We should introduce a new method in the Browser class: run_in_parallel(*coroutines), which would act as a typed and thread-safe wrapper around asyncio.gather.
This method would:
- Accept any number of coroutine objects
- Internally run them using asyncio.gather
- Return their results in order
This is a small abstraction, but it drastically improves developer experience when writing concurrent scraping logic.
Requirements:
- Must be thread-safe (in case the user calls it from different threads)
- Should be fully typed (generic return types, inference for result list)
- Should propagate exceptions properly like asyncio.gather does
Usage example:
async def scrap_google(tab: Tab):
await tab.go_to("https://google.com")
return await tab.find(tag_name="input")
async def scrap_github(tab: Tab):
await tab.go_to("https://github.com")
return await tab.find(tag_name="h1")
results = await browser.run_in_parallel(
scrap_google(tab1),
scrap_github(tab2)
)In case a large number of coroutines is passed (e.g. 20+), it may not be efficient or safe to run them all in parallel.

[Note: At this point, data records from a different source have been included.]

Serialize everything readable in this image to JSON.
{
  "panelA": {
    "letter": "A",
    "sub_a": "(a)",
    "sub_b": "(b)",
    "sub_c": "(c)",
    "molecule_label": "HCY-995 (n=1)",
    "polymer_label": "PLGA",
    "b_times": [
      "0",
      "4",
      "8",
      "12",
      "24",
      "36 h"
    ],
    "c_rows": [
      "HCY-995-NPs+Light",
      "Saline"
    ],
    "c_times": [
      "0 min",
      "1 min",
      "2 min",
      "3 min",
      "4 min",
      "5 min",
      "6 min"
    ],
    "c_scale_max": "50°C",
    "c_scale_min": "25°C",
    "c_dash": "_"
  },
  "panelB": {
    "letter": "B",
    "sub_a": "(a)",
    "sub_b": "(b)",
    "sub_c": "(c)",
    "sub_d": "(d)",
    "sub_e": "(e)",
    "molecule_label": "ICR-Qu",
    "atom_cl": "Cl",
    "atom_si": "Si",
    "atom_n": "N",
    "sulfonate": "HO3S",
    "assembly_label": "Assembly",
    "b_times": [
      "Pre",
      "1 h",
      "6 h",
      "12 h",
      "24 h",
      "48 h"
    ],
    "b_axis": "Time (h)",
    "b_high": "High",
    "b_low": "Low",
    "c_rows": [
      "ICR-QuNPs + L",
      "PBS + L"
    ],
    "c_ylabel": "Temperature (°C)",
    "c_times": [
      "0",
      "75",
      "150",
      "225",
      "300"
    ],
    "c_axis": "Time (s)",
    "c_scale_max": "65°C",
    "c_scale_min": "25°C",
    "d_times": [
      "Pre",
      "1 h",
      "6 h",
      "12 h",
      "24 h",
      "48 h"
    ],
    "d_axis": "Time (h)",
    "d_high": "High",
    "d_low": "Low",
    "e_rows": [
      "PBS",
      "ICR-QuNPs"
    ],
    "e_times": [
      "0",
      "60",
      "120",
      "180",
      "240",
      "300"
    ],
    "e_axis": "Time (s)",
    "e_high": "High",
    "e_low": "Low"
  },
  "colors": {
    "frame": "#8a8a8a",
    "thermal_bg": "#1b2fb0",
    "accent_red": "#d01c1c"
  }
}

It would be interesting to introduce a configurable limit for the maximum number of concurrent coroutines. This could be defined via the Options object (max_parallel_tasks, for example).
The run_in_parallel method would then respect this limit and execute the coroutines in batches or using a bounded semaphore internally.
This behavior is open to discussion. The main idea is to give users more control over concurrent load without manually handling throttling logic.